Blood CK, also know as Creatine Kinase or CPK, also know as Creatine phosphokinase, is an enzyme that is found within muscle cells. When a muscle cell is ruptured or dies the CPK leaks into the system where it's carried away by the bloodstream. Normally the CPK level in a healthy person is 80-120. If a weightlifter has a hard workout and wakes up sore the next morning his level might read very elevated...500-1000 because he has damaged some of his muscle cells. In HIS situation however, the cells will be replaced with new cells plus a few extras for good measure. In our situation, MD patients won't replace the damaged cells

I have LGMD. My CPK was always 500-550 when first diagnosed. Now it's around 350. I contribute this reduced level to the fact that I no longer have nearly as much muscle mass.......millions of fewer cells to damage.
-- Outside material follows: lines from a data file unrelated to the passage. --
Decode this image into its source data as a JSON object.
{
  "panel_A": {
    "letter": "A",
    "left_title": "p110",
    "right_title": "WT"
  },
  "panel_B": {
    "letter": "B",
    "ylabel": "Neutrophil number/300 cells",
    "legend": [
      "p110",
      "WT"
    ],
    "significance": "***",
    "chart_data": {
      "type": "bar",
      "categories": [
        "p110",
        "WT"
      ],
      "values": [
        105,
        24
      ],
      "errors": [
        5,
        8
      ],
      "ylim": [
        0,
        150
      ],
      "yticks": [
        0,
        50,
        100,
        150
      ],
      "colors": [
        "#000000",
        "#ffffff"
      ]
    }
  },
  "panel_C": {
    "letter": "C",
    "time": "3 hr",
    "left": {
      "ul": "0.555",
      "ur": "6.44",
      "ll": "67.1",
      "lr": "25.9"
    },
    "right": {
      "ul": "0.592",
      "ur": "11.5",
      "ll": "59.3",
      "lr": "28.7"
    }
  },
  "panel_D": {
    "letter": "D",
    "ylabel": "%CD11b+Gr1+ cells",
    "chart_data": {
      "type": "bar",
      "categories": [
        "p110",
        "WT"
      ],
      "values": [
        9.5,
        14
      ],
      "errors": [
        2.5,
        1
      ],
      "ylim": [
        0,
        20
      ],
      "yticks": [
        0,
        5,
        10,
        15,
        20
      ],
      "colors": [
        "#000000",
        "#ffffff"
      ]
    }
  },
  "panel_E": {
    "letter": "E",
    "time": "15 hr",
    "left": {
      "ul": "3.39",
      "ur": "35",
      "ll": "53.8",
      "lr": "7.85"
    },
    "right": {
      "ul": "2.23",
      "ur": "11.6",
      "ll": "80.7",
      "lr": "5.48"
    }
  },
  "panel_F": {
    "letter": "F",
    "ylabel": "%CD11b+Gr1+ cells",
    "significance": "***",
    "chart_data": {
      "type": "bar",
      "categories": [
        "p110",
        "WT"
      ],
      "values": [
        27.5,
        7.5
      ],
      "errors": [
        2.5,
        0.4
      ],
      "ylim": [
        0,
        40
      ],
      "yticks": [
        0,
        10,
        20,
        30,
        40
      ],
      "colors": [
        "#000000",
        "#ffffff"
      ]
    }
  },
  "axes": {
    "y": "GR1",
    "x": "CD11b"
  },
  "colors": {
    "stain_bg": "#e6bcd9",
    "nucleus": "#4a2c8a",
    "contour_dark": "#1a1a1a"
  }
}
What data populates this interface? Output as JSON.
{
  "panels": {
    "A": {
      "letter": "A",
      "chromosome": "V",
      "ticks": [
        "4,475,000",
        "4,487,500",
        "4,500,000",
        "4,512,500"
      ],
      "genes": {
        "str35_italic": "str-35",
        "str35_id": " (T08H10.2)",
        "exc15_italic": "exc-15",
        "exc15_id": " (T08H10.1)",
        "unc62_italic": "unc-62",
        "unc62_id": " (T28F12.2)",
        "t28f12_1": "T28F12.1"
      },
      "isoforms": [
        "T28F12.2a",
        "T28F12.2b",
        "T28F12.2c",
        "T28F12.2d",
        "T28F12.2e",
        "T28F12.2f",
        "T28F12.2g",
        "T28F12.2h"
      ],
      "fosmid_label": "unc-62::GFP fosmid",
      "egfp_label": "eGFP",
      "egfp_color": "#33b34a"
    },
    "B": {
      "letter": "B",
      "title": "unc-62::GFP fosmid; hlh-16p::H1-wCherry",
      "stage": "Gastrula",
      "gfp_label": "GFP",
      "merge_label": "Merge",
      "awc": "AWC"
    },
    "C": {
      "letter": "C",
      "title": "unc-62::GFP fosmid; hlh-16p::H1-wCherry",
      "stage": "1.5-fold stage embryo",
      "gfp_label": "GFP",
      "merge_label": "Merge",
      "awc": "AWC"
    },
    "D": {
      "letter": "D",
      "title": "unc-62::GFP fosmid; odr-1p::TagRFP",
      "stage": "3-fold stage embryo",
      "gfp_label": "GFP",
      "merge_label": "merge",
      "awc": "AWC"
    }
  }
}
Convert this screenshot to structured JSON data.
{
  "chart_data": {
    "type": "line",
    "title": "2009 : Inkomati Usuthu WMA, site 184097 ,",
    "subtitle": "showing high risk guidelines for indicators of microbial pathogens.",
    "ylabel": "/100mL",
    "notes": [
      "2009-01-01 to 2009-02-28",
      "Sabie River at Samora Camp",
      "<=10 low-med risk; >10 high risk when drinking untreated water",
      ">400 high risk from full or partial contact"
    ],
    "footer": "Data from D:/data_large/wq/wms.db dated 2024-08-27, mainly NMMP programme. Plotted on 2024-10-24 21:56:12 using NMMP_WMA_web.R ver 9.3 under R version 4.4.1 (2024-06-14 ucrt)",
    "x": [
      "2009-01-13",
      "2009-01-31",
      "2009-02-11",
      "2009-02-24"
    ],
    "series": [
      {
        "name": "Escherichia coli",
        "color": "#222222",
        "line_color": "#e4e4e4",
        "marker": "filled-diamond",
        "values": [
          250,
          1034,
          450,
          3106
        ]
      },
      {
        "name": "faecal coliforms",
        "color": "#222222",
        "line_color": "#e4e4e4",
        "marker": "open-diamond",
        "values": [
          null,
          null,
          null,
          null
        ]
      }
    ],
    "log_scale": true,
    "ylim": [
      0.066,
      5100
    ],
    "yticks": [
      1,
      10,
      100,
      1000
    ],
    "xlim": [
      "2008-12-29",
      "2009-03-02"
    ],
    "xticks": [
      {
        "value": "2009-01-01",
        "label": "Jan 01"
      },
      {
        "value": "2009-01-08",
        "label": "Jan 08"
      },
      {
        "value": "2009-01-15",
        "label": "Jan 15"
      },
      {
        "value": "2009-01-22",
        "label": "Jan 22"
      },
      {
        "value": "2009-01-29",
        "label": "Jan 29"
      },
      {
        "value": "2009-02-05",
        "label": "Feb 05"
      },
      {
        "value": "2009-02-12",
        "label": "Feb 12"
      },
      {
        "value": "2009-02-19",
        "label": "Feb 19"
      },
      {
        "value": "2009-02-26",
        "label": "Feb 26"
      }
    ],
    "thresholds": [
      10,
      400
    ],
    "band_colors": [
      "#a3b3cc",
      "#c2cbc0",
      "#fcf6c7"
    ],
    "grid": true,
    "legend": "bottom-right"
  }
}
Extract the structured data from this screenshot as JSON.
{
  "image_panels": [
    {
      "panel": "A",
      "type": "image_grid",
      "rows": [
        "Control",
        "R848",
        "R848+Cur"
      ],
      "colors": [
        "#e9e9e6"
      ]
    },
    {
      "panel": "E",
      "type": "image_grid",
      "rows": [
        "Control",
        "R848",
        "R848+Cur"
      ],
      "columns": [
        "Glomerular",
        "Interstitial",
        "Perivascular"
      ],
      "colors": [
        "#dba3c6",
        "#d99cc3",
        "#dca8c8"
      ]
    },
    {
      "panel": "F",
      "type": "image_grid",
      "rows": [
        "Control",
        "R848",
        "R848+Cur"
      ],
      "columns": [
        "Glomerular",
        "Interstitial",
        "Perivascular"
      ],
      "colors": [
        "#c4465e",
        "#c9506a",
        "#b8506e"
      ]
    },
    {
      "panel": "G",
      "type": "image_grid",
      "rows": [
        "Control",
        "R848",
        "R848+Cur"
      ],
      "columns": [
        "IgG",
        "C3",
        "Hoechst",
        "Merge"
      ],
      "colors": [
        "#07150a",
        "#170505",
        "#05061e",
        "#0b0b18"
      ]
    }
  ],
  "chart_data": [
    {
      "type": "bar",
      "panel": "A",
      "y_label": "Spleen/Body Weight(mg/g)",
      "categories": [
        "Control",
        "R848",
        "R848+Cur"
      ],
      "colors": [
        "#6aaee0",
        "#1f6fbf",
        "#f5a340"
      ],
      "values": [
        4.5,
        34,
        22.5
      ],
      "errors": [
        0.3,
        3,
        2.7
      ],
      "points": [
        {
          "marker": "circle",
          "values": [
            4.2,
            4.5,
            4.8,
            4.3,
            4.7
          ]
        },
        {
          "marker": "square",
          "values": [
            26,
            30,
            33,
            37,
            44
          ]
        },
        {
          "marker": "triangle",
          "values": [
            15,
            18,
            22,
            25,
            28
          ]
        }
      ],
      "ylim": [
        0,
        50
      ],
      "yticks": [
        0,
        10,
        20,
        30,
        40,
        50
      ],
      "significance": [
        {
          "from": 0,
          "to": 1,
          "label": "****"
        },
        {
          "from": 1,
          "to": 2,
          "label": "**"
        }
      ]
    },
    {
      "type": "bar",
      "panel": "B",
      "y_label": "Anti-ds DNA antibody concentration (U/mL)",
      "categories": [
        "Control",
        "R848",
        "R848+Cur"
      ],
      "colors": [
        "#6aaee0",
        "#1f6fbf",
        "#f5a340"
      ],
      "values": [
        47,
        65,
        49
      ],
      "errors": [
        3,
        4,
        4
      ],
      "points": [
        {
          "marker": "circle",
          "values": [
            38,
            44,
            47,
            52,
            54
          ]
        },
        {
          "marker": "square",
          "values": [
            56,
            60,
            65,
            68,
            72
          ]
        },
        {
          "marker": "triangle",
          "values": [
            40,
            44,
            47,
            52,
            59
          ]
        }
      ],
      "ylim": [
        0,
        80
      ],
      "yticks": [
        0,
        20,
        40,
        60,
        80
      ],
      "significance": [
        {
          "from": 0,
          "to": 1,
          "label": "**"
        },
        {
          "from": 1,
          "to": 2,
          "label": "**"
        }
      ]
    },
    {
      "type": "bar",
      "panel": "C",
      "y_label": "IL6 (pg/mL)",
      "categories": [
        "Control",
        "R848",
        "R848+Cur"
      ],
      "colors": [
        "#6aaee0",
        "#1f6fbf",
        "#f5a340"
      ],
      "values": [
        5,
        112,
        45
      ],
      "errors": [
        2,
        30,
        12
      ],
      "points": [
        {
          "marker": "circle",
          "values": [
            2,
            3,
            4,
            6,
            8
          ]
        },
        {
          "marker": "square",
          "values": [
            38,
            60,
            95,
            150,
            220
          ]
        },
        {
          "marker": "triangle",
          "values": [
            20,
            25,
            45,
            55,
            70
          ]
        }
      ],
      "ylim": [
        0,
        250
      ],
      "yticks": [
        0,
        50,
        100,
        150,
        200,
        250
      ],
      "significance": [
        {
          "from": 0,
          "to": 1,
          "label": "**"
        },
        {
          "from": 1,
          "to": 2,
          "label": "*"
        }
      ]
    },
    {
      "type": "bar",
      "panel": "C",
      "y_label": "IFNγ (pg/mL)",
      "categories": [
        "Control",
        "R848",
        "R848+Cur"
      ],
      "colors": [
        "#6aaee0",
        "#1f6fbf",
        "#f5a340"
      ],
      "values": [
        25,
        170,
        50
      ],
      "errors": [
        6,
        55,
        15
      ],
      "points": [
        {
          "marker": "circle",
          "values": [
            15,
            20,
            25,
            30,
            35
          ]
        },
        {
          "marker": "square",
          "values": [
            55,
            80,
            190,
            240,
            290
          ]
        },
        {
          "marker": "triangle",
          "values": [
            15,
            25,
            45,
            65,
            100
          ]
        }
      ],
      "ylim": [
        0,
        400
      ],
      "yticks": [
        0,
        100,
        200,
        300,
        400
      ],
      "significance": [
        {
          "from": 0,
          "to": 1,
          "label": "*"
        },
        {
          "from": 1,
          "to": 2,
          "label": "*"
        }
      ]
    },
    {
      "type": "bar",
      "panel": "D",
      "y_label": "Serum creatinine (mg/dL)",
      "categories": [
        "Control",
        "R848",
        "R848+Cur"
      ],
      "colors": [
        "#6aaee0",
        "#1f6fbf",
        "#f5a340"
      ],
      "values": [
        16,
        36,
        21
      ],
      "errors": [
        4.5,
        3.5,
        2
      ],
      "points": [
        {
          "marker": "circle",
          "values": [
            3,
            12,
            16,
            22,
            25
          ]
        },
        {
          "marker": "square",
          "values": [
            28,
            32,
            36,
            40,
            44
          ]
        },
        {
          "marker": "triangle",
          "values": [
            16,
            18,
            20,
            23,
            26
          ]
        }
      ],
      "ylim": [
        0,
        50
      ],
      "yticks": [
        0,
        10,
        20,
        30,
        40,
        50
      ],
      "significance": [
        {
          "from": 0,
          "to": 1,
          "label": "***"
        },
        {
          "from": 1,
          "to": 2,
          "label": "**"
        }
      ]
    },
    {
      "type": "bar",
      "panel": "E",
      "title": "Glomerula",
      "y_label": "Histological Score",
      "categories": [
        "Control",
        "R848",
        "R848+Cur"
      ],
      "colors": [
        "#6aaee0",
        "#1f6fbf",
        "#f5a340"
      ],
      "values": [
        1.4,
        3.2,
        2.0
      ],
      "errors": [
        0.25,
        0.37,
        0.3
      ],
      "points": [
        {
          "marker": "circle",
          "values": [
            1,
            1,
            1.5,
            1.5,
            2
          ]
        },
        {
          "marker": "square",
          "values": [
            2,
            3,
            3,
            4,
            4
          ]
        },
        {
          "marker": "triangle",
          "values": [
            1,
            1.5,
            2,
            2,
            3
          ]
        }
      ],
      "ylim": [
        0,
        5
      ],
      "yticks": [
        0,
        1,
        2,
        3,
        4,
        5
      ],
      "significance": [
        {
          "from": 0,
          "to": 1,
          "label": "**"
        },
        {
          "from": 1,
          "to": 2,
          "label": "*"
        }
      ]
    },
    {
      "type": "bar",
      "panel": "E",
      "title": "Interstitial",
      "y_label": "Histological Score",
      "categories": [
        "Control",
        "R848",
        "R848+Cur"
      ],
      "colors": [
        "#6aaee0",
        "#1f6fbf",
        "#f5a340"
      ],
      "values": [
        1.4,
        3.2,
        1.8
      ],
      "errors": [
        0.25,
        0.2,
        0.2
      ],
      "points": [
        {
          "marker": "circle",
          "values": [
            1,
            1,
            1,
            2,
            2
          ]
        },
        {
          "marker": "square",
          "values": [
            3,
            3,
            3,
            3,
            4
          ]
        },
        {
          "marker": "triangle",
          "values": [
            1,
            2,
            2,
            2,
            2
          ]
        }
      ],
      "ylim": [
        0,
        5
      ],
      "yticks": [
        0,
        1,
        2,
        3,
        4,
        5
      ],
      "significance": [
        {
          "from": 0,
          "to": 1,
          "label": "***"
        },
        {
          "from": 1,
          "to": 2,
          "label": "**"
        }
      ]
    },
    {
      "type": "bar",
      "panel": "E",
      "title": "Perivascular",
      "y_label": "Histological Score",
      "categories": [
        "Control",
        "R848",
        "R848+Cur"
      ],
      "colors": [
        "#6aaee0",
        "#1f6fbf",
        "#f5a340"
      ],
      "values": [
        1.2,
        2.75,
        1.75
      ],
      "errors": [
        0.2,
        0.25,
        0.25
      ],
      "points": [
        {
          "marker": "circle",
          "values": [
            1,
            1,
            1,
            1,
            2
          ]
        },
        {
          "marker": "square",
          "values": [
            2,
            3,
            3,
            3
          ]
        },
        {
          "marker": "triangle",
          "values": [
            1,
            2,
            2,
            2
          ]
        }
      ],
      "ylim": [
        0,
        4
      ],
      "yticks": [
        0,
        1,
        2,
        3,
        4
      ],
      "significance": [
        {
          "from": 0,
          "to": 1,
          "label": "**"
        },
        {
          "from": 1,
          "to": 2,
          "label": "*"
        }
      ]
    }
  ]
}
Some Muscular Dystrophies have extremely high CPK levels. Duchenne's for instance can have CPK readings of 50,000 - 100,000 because the nature of that illness is that the cells are falling apart by the millions.

Your level is not too high which generally means a less aggressive and slower progression disease. I know this was a very technical answer but I hope it helps.

I am impressed that you live alone. I couldn't possibly in my colonial home. I am lucky that I have a helpful and patient wife and daughters.